Llegando al mes de este
confinamiento, la cuarentena se nos antoja corta a estas horas y la ochentena
va ganando peso. La cordura aún reivindica su espacio y nos ancla a este suelo
que zozobra. Los días, que cada vez son más cortos y largos, se mimetizan
cansados los unos con los otros haciendo que la orientación temporal quedase
maltrecha hace ya unos cuantos soles. Y no nos quejamos, aguantamos, con
ingenio, con tranquilidad, con paciencia, con amor, con mucho internet. Vamos
construyendo esta embarcación que nos aísla de un mundo que nunca antes pareció
tan hostil, pero a mí, a estas horas, aún me llama más la atracción del
recuerdo de aquel mar y esa montaña que el miedo a este virus descontrolado. Y
es que si la mortalidad del dichoso virus es aterradora, más aterrador se me
antoja el miedo inoculado que empieza a paralizar a nuestra sociedad, y no me
refiero a la paralización obligada y adoptada bajo la responsabilidad, sino
aquella que se expresa vía redes sociales y que promete perdurar mucho más allá
de la propia amenaza del virus. Como si, de algún modo, la vida no viniese con
ese riesgo de serie, pareciera sobrevolar el ambiente un miedo desmesurado a la
muerte que nos recluya e impida vivir.
Leo en las redes a la gente
convencidas de que si de ellas dependiese alargarían el confinamiento hasta que
llegue la vacuna o haya cero contagios, como si eso significase que fuese antes
del 2021. Otra comentaba que estará en cuarentena hasta septiembre
independientemente de lo que se diga. Todo esto en Algeciras, donde la realidad
del virus no es la misma que en otros lugares mucho más castigados como la
capital, por ejemplo. No estoy diciendo que sea irracional tenerle miedo al
virus.
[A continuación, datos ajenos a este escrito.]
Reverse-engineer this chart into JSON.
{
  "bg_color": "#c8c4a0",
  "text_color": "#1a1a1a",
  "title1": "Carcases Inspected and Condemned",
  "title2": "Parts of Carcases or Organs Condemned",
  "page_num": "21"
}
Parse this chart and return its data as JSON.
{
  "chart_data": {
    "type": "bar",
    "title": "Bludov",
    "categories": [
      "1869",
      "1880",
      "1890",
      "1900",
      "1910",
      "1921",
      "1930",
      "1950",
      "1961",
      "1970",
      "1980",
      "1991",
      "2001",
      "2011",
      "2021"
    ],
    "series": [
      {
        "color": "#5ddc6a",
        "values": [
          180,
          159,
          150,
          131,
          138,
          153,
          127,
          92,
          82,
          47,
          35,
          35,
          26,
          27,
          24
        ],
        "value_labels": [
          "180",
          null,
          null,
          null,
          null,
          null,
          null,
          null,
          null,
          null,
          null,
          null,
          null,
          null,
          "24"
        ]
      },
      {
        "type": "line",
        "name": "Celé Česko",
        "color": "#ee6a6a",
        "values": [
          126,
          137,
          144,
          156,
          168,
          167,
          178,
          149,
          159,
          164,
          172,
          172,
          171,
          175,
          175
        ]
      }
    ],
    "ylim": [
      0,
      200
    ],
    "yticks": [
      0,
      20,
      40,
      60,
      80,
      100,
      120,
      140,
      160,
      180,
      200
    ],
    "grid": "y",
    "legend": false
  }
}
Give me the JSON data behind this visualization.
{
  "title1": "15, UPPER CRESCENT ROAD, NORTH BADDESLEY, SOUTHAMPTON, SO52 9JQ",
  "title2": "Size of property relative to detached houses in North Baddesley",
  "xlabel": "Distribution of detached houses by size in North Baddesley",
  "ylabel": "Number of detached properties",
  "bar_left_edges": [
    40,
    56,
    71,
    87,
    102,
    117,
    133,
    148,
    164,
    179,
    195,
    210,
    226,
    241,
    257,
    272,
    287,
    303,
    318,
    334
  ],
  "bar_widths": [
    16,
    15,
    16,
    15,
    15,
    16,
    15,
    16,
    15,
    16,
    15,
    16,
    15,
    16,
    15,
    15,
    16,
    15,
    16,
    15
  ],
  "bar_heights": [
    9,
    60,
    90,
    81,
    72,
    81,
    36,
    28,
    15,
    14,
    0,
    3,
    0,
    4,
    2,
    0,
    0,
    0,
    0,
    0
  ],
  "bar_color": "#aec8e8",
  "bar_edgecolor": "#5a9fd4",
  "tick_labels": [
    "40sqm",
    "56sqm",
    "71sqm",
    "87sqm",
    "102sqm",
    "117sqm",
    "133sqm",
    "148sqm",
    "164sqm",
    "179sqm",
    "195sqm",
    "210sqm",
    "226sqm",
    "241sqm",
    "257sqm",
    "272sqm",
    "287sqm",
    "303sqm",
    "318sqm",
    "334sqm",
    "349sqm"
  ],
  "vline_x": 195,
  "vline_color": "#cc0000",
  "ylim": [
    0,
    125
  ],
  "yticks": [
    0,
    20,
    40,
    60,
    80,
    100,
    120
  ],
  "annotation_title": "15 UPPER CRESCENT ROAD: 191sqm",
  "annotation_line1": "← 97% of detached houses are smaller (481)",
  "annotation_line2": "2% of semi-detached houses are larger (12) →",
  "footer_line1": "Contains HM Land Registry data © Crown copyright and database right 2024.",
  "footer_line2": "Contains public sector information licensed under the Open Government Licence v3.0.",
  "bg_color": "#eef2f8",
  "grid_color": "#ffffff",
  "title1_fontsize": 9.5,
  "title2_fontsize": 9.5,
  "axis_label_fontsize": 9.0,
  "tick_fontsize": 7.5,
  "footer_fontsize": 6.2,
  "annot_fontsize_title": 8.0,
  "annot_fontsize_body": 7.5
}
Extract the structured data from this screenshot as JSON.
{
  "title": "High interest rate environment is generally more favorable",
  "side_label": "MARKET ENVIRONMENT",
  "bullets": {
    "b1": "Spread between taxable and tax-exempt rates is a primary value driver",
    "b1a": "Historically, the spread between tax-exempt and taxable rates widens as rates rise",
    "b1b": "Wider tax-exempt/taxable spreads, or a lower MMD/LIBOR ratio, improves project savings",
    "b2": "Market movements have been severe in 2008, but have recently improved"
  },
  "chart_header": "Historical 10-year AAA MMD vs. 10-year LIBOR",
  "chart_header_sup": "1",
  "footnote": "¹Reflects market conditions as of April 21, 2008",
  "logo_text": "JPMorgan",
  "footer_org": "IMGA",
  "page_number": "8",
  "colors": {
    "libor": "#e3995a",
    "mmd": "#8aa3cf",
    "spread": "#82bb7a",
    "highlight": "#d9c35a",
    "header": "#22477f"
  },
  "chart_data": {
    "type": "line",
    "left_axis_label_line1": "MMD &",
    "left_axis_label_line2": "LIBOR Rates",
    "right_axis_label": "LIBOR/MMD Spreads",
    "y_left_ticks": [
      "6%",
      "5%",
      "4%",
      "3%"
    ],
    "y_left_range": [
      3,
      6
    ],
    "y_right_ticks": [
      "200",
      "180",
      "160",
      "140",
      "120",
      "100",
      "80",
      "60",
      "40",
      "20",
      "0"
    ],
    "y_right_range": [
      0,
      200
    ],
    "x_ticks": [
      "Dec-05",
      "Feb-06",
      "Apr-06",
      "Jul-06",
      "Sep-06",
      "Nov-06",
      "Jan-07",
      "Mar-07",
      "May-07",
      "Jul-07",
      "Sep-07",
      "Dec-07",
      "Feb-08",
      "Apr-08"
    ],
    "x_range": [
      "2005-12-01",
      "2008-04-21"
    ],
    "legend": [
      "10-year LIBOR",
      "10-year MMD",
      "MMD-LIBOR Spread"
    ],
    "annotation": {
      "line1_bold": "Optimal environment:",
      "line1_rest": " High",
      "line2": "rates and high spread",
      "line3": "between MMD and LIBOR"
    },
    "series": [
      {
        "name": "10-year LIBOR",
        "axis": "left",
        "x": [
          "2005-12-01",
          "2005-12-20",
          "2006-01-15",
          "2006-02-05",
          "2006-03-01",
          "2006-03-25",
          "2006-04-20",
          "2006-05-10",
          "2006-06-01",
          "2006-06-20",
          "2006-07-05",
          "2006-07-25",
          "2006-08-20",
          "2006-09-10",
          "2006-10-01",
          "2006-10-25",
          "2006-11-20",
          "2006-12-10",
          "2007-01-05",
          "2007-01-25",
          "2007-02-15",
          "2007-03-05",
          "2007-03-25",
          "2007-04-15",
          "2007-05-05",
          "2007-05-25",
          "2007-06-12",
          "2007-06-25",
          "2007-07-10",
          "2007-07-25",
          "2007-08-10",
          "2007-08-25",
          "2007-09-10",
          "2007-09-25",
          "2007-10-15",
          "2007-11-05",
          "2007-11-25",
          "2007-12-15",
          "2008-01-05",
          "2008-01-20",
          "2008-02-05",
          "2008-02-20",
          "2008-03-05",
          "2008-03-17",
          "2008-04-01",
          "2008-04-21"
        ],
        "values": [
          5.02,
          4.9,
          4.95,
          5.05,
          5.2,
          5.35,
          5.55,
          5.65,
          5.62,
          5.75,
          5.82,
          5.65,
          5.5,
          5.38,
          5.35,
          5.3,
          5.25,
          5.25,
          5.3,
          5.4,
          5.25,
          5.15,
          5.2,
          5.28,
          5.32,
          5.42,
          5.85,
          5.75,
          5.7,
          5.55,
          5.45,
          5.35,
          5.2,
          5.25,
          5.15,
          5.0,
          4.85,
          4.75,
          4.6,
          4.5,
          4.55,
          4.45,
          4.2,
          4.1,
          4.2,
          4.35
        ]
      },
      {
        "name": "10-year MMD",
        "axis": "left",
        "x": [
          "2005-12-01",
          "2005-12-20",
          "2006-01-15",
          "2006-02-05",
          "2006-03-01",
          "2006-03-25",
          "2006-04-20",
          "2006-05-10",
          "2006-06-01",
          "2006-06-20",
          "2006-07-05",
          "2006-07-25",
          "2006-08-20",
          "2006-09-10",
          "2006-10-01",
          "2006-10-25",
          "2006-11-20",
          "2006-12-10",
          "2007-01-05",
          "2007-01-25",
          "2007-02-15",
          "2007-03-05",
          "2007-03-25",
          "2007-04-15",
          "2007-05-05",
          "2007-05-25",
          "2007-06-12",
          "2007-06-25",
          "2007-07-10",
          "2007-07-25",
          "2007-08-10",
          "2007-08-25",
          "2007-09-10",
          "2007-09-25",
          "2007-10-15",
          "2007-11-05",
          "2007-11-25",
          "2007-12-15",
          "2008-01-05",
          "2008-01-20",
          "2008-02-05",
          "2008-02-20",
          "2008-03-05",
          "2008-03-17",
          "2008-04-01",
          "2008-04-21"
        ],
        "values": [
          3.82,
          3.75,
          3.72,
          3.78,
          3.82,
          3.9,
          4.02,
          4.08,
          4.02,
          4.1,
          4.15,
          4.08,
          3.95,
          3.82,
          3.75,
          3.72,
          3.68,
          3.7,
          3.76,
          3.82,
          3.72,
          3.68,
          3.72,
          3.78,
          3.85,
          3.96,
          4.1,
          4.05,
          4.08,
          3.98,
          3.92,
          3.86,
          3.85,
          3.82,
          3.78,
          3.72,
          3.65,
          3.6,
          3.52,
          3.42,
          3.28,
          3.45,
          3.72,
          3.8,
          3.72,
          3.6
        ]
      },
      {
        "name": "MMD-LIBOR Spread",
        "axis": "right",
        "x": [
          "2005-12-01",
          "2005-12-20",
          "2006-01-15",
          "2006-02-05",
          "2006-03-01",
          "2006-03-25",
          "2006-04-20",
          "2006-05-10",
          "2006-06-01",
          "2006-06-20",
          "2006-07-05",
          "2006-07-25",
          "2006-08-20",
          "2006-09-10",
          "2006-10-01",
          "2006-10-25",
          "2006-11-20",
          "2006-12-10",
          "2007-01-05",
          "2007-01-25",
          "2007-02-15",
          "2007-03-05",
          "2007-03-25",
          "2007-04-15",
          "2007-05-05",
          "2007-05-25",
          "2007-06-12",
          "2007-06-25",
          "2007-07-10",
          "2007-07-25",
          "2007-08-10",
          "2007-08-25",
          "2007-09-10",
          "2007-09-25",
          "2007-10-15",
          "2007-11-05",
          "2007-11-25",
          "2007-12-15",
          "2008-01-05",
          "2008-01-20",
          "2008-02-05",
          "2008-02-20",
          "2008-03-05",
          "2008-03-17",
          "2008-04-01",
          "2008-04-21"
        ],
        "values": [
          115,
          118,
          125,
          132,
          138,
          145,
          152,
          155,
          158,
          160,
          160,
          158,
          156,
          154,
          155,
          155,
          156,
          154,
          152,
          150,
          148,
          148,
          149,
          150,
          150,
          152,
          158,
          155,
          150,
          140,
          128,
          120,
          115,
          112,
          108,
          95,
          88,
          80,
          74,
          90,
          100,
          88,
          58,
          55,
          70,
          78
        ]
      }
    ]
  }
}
El virus, al que la gran mayoría ninguneamos durante semanas entre
bromas, nos ha golpeado, de norte a sur, de este a oeste, de clase baja a clase
alta. El virus, le ha callado la boca a este mundo occidentalcéntrico que se
cree tan por encima del resto y que, desde su arrogancia y desprecio hacia la
capacidad de la sociedad china, se creyó inmune. Pero no, uno a otros hemos ido
cayendo, y ya sabemos cómo va la historia. Nos sobran motivos para tener miedo,
pero no más dosis de miedo que las racionales. No más dosis de miedo extra, no
más muros de miedos construidos sobre el miedo. Porque con tanto miedo
dejaremos de vivir, antes de que el puto virus nos mate. Bajo la sobredosis de
miedo permitiremos todo enclaustramiento o recorte de libertades que tengan que
llegar. Bajo la parálisis del miedo no acertaremos a entender los daños
colaterales de no buscar planes B al confinamiento. No entenderemos los daños
que, a medio y largo plazo, pueden golpear a la sociedad en su conjunto, con
los más pequeños a la cabeza. Si no entendemos que pueden y deben ir construyéndose
alternativas al confinamiento más severo conforme avance el tiempo y respetando
siempre las distancias de seguridad y los equipos de protección pertinente,
estaremos obviando los daños psicológicos que van a reproducirse del enclaustramiento
indefinido en el tiempo. No todas las realidades sociales son las mismas, y
aunque este virus no entienda de clases sociales, la cuarentena sí lo hace, y
no es lo mismo estar encerrados en unas condiciones que otras. Si no se empieza
a tener todas estas cosas en seria consideración y se entiende que países como
Francia o Alemania están llevándolo de otro modo, estaremos condenados a
recluirnos en nuestro propio miedo y a lidiar, tras este virus, con una
sociedad muy castigada a nivel psicológico, y eso, a mí, sí que me da miedo.